Nina Arsenault : Beauté plastique
Regardez bien ce visage. C’est celui de Nina Arsenault, née homme mais devenue cette femme-Barbie après 60 chirurgies plastiques. Un parcours "hautement spirituel" qu’elle raconte dans son spectacle solo The Silicone Diaries.
Devant ce visage de chair et de silicone, indéniablement plastique malgré sa profonde humanité, Freud aurait sans doute parlé d’"inquiétante étrangeté". La Torontoise Nina Arsenault, dans sa quête éperdue de beauté, a choisi d’aller au bout des possibilités de la chirurgie et de faire de son corps et de son visage une oeuvre presque totalement plastique, se fabriquant une beauté de poupée Barbie dont elle revendique fièrement l’unicité.
"Au départ, dit-elle, je n’étais qu’un jeune homme désirant être une femme. Mais plus les chirurgies avançaient, plus je me rendais compte qu’il est difficile d’éliminer complètement les traces de masculinité. Il y avait deux options: soit je me contentais d’un corps transgenre, soit j’éliminais la majorité des attributs mâles et je devenais presque entièrement plastique.

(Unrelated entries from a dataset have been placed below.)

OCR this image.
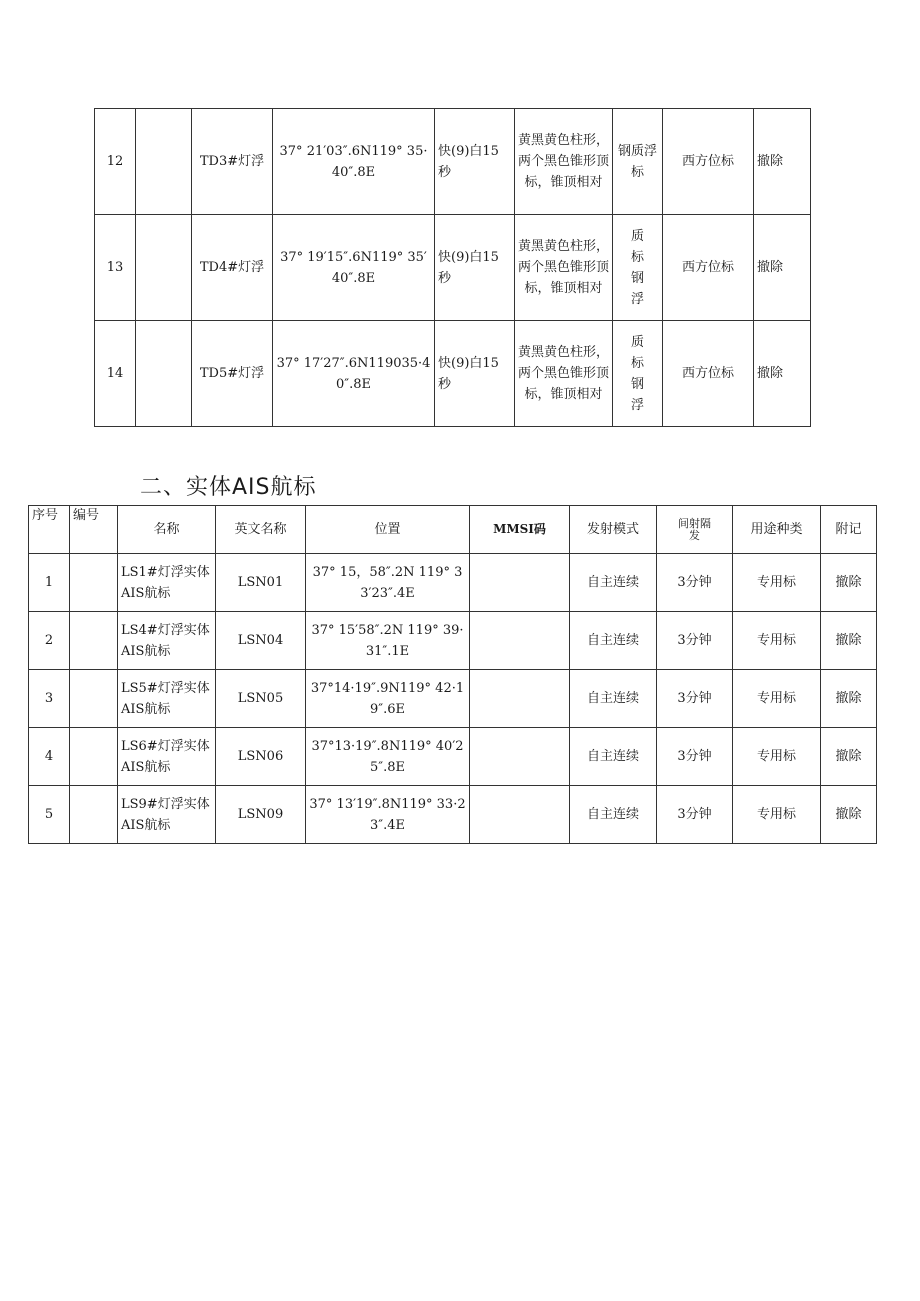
12		TD3#灯浮	37° 21′03″.6N119° 35·40″.8E	快(9)白15秒	黄黑黄色柱形，两个黑色锥形顶标，锥顶相对	钢质浮标	西方位标	撤除
13		TD4#灯浮	37° 19′15″.6N119° 35′40″.8E	快(9)白15秒	黄黑黄色柱形，两个黑色锥形顶标，锥顶相对	质标钢浮	西方位标	撤除
14		TD5#灯浮	37° 17′27″.6N119035·40″.8E	快(9)白15秒	黄黑黄色柱形，两个黑色锥形顶标，锥顶相对	质标钢浮	西方位标	撤除
二、实体AIS航标
序号	编号	名称	英文名称	位置	MMSI码	发射模式	间射隔发	用途种类	附记
1		LS1#灯浮实体AIS航标	LSN01	37° 15，58″.2N 119° 33′23″.4E		自主连续	3分钟	专用标	撤除
2		LS4#灯浮实体AIS航标	LSN04	37° 15′58″.2N 119° 39·31″.1E		自主连续	3分钟	专用标	撤除
3		LS5#灯浮实体AIS航标	LSN05	37°14·19″.9N119° 42·19″.6E		自主连续	3分钟	专用标	撤除
4		LS6#灯浮实体AIS航标	LSN06	37°13·19″.8N119° 40′25″.8E		自主连续	3分钟	专用标	撤除
5		LS9#灯浮实体AIS航标	LSN09	37° 13′19″.8N119° 33·23″.4E		自主连续	3分钟	专用标	撤除
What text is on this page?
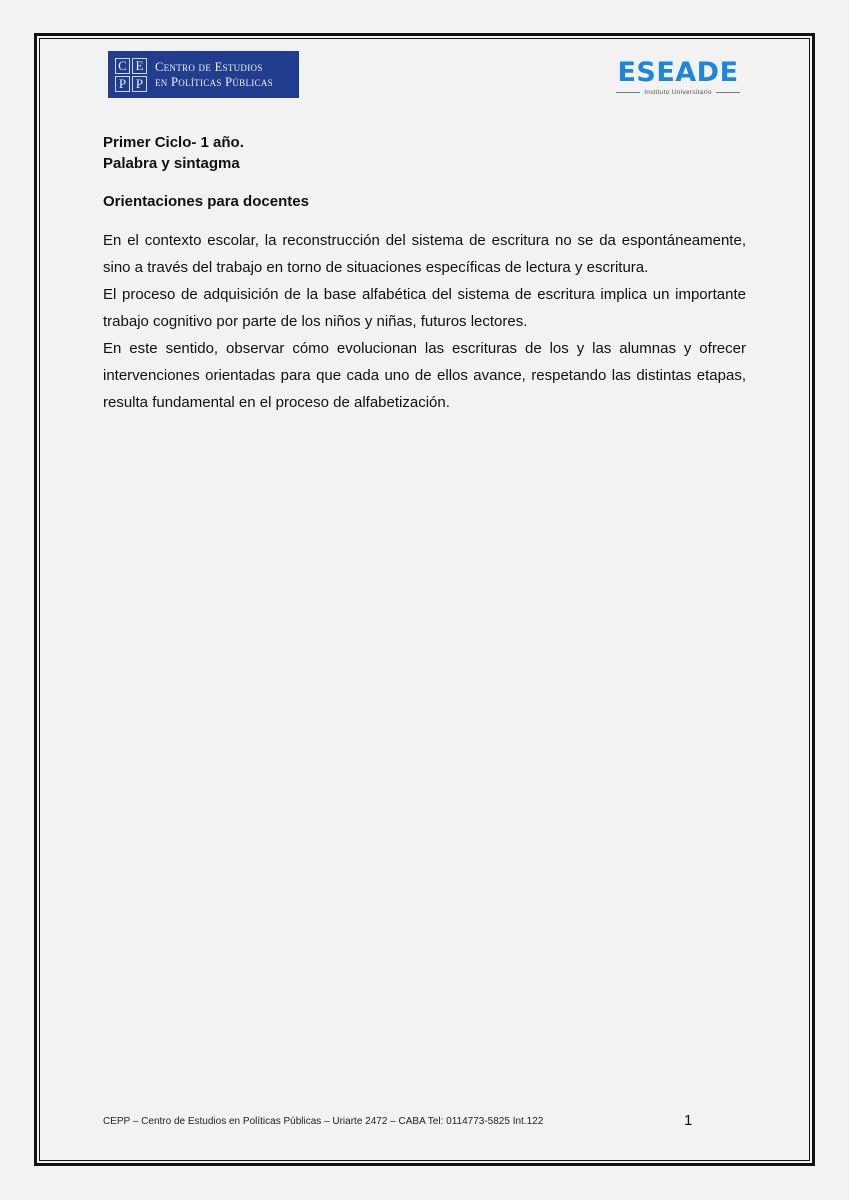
C E
P P
Centro de Estudios
en Políticas Públicas	ESEADE
Instituto Universitario

Primer Ciclo- 1 año.

Palabra y sintagma

Orientaciones para docentes

En el contexto escolar, la reconstrucción del sistema de escritura no se da espontáneamente, sino a través del trabajo en torno de situaciones específicas de lectura y escritura.

El proceso de adquisición de la base alfabética del sistema de escritura implica un importante trabajo cognitivo por parte de los niños y niñas, futuros lectores.

En este sentido, observar cómo evolucionan las escrituras de los y las alumnas y ofrecer intervenciones orientadas para que cada uno de ellos avance, respetando las distintas etapas, resulta fundamental en el proceso de alfabetización.

CEPP – Centro de Estudios en Políticas Públicas – Uriarte 2472 – CABA Tel: 0114773-5825 Int.122	1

J’ai choisi la deuxième option parce que je savais que, personnellement, j’y trouverais la beauté que je cherchais."
Au bout du fil, Arsenault raconte cela d’une voix douce, zen même. Elle n’est pas la nunuche que ceux qui regardent trop vite son apparence pourraient imaginer. Pour elle, transformer son corps ne fut pas que la réponse à un malaise identitaire, mais bien une démarche authentique menant à l’expérience de la beauté. Au sens noble du terme, elle aspire à cette beauté que les esthètes n’arrivent pas à définir, celle qui fait crier au chef-d’oeuvre, celle qui éblouit tous les humains, toutes cultures confondues. Une beauté spirituelle.
"Il n’y a absolument rien de superficiel dans ma quête de beauté, dit-elle. Je m’y suis dévouée tout entière comme on se dévoue à la vie elle-même. Il y eut des moments de souffrance comme des moments d’extase, et ces tonnes de chirurgie m’ont très souvent menée sur le chemin de la spiritualité. Nous voulons tous être beaux, et je crois qu’il y a beaucoup à comprendre de nous dans cet idéal esthétique que nous nous imposons. Il est malheureusement trop rare que nous osions aborder le thème de la beauté humaine de façon sérieuse."
Beauté, spiritualité et corps-oeuvre: voilà qui nous ramène au théâtre, le lieu par excellence où exprimer la dimension sacrée de la transformation de Nina. Elle en est convaincue. "Le théâtre est encore le lieu où tout s’arrête et où l’on prend le temps d’écouter une parole. Vous savez, je suis aussi fascinée par les geishas, et je pense qu’il se produit au théâtre la même chose que lorsqu’une geisha vient servir le thé et raconter une histoire, avec de petits gestes précis et féminins. Les geishas, d’ailleurs, elles sont comme moi: elles ont souffert pour être belles, en ont fait une démarche spirituelle et ont trouvé l’harmonie entre leur corps et leur esprit."
Si Arsenault dit s’inspirer aussi de la performeuse Marina Abramovic, qu’elle admire "parce que son art est sans compromis", on comprend que ses véritables obsessions sont du côté de l’Orient. Elle ne peut pas devenir geisha, mais elle compte bientôt suivre une formation en danse butô au Japon. De l’homme à la femme, de la table de chirurgie au théâtre, puis du théâtre à la danse, il n’y a que quelques pas.